Connecting to Salesforce and Mailchimp using Talend

A lot of companies use Salesforce to manage their customers and contacts. In addition Mailchimp can be used for sending out mailings to these connections. Mailchimp also captures information about what people did with these mails. This can be useful information for your CRM. A while ago, I was asked to make a list of everyone that have opened their mails in Mailchimp. Let me show you how easy it is, to do something like that with Talend.

In Talend:

  • we can get a list of email addresses from Mailchimp of receivers that opened a mail
  • and we can ask Salesforce for the email addresses and names of all our connections
  • and we can also use a mapping component to join these lists.

Talend has a standard interface with Salesforce. And Mailchimp offers lots of RESTful web services, which we can make use of in our Talend job.

  1. Connecting to Salesforce

Right click “Salesforce” under the Metadata and choose “Create Salesforce Connection”.

After choosing a name for our connection, all we need to fill in, is the username and password for our Salesforce-connection. The rest is already filled in for us.

To enable the “Finish” button, we need to check our properties first, using the button “Check login”.

Under Metadata, we can now browse through all our Salesforce-data.

Now you’re probably wondering, how to use this data in your ETL-flow.

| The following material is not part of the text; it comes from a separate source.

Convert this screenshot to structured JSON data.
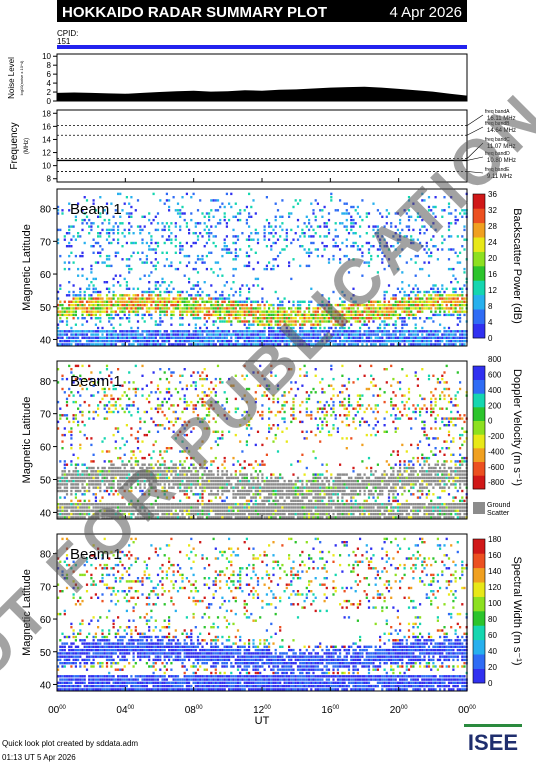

Well.. that’s even easier!

Simply drag one of the tables (with the blue icons) into your job and choose for the “tSalesforceInput” component from it’s 3 suggestions.

After specifying the necessary mappings you should get something like this:

We’ve used Contact and Account data of Salesforce for this.

In the next part, let’s check out how we generated the list of email addresses.

2. Connecting to Mailchimp

Accessing your Mailchimp-data, is a bit harder. We need two components from the Talend-palette:

The ‘tRest’ component, because we need to use a RESTful webservice for requesting our data from Mailchimp. And the ‘tExtractJSONFields’ component for interpreting the data we receive back.

After dragging the tRest component to your job, choose ‘POST’ as the ‘method’ and fill in the URL, corresponding to the report you wish to receive.

If you want to receive your report in XML-format instead of JSON, just add “.xml” at the end of the URL.

Here we needed the Mailchimp report, that gives us information on opened emails.

If you are interested in other kinds of reports, you can find the list here:

http://apidocs.mailchimp.com/api/2.0/#lists-methods

Every request, needs certain parameters. We can specify them in the HTTP body field, like this:

“{\”apikey\”: \”your api key will be here\”,\”cid\”: \”put a campaign id here\”}”

The API-key will always be needed as the first parameter. You can find it in Mailchimp under your ‘Account Settings’ – ‘Extras’ .


The second component we need, is called ‘ExtractJSONFields’. After dragging it to our job, we link our first component to it.

We can use ‘Edit schema’, to define the data we want to extract.

Finally all we need to do, is specify the location of this data we are interested in, for example the ‘email’-field inside the ‘member’-field.

Now that we’re able to access our data from Mailchimp, let’s take a look at how we used it for generating the list of e-mailaddresses.

First we asked Mailchimp for all our Campaigns, then we used the ‘flowToIterate’-component so we could ask Mailchimp for the email addresses, once for every campaign in the list:

Finally all we had to do, is put these two jobs together and press ‘run’.

So.. I hope you’ll enjoy it, as much as I did!